D.W. Griffith’s last film as a director was The Struggle, the story of an alcoholic’s decline and eventual reform. After a series of commercial and critical flops in the 1920s, the pioneering filmmaker — best known for the hideously-racist-but-formally-groundbreaking Birth of a Nation in 1915 — had seemingly begun to restore his reputation with his first full talkie, the reverential Abraham Lincoln in 1930. The biopic was critically admired but commercially mediocre, so his next effort needed to hit, if he was to secure continued access to outside funding and the respect of the newly dominant Hollywood studios.

The Struggle put an end to those hopes. It told of Jimmie Wilson, a bright young steel mill foreman whom Prohibition, Griffith suggested, had made a regular binge drinker of hard liquor. Jimmie marries the adoring Florrie on the promise that he’ll never touch another drop, but small setbacks and anxieties soon send him back to the bar, including a memorable challenge to his manhood for ordering a sarsparilla. (“What do you think this is,” the barman mocks, “a pansy bed?”) Jimmie’s binges get longer and harder, and then he drinks to dull the shame of the resulting career failure and family misery. His wife and daughter stand by him resolutely, until he blows his life insurance on a bootlegging scam and disappears into the streets. His daughter Mary eventually finds him, holed up in an abandoned building and suffering the d.t.s. Delusional, he tries to kill her, but Florrie arrives just in time to save them both. She nurses him back to health, and he works his way back to prosperity, in the final scene signing over ownership of his successful new foundry plan to Florrie, “my new boss.”

Despite framing it as a hot-button Prohibition thinker, and despite hiring au courant husband-wife writing team of John Emerson and Anita Loos, Griffith horrified critics with this hackneyed subject matter and his melodramatic treatment of it. “The beating was savage and relentless,” Richard Shickel wrote in his Griffith biography, from which some other details below are drawn. The reviews “may well be the worst that any director of his standing and post achievement has ever had.” The focus of this critical ire was its old-fashioned rendering of the drunkard’s tale as a “pitiably stupid homily,” an “antique” better suited to the 1870s than the 1930s. Worse still, audiences ignored it.
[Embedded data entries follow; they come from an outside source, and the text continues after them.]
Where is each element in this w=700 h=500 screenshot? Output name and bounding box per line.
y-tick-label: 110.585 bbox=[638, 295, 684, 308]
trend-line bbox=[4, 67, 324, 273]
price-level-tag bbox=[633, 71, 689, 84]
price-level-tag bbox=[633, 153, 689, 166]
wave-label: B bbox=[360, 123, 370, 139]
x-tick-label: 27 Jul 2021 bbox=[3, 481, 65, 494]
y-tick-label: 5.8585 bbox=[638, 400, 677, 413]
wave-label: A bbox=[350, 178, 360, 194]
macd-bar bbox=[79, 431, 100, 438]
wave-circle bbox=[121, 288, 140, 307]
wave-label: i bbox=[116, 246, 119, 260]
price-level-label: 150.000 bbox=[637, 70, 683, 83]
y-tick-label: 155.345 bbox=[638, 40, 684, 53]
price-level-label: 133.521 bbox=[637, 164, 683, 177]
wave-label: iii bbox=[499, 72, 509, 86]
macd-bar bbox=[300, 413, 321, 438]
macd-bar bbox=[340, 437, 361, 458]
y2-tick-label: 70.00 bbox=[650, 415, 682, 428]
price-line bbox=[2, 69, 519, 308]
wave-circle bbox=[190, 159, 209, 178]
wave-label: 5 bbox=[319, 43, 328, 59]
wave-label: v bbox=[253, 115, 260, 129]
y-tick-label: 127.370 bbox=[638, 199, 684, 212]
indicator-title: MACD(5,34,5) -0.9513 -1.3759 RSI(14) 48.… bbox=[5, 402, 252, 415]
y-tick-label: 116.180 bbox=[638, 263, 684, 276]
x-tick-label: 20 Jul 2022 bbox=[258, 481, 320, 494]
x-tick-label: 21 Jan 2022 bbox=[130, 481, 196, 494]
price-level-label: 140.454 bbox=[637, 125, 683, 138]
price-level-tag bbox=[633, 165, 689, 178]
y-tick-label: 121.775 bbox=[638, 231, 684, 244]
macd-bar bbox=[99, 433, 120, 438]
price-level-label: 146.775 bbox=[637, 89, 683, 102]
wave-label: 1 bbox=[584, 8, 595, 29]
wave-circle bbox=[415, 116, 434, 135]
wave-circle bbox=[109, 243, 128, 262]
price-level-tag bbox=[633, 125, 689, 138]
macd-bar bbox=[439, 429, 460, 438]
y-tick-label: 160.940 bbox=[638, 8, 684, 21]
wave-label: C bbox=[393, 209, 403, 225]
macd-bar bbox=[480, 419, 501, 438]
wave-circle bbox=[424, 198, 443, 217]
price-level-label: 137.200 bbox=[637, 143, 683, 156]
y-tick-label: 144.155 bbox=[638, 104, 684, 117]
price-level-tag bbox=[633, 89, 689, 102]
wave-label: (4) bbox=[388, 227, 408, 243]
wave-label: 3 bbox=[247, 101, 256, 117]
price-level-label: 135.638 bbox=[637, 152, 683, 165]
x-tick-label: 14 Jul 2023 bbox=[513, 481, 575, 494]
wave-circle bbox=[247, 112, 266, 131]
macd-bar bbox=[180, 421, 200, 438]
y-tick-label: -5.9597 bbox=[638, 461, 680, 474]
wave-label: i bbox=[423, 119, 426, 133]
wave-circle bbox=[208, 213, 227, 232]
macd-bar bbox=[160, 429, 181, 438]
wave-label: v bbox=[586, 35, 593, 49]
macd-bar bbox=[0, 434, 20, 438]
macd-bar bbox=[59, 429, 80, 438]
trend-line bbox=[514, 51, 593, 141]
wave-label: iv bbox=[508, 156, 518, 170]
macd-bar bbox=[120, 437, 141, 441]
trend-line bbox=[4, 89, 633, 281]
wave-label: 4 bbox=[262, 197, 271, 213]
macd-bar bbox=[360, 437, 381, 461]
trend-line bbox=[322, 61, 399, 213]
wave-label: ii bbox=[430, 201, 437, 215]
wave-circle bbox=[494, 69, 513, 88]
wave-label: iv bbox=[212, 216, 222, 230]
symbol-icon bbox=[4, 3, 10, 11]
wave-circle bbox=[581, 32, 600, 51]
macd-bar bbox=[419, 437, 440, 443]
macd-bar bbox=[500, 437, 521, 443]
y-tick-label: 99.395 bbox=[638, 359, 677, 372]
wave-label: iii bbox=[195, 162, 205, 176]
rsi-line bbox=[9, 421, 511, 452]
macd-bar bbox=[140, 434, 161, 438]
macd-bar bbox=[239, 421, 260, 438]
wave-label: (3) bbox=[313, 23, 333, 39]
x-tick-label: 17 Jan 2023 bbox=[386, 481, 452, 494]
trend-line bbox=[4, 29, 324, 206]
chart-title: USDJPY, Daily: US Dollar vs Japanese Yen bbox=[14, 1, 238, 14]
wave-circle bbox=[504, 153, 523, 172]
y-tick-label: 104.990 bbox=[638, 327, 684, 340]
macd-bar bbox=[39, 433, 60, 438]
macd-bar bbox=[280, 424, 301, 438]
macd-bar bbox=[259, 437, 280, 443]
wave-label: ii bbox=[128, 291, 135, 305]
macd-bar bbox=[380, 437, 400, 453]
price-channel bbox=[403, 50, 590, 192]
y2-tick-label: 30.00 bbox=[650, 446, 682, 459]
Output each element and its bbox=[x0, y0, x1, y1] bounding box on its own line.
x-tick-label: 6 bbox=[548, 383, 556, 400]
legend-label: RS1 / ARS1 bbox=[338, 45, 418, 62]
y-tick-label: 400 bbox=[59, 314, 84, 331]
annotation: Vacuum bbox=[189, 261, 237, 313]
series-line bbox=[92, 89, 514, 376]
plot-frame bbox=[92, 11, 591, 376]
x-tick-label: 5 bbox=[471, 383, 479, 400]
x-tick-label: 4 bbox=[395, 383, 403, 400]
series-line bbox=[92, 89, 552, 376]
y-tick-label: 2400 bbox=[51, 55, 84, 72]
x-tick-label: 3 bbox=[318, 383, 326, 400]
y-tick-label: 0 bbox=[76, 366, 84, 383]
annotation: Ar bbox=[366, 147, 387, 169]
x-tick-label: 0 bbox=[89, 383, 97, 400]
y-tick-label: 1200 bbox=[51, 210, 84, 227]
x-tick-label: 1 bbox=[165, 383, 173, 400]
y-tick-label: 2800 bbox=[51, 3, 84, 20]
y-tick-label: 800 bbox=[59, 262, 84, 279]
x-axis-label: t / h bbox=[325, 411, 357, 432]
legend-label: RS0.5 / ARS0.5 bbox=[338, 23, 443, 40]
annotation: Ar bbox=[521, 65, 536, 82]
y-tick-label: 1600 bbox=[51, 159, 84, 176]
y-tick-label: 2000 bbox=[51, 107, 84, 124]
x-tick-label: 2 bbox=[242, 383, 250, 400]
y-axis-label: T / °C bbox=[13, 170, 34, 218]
Griffith was humiliated. After holing up in his hotel room for a six-week drinking session — more on that supposed irony below — he began the long process of winding down his deeply indebted production company. No one else hired him again, except as a name brought in for the credits.

But the film remains intensely interesting, as a viewing experience and as an episode in the cultural history of alcoholism.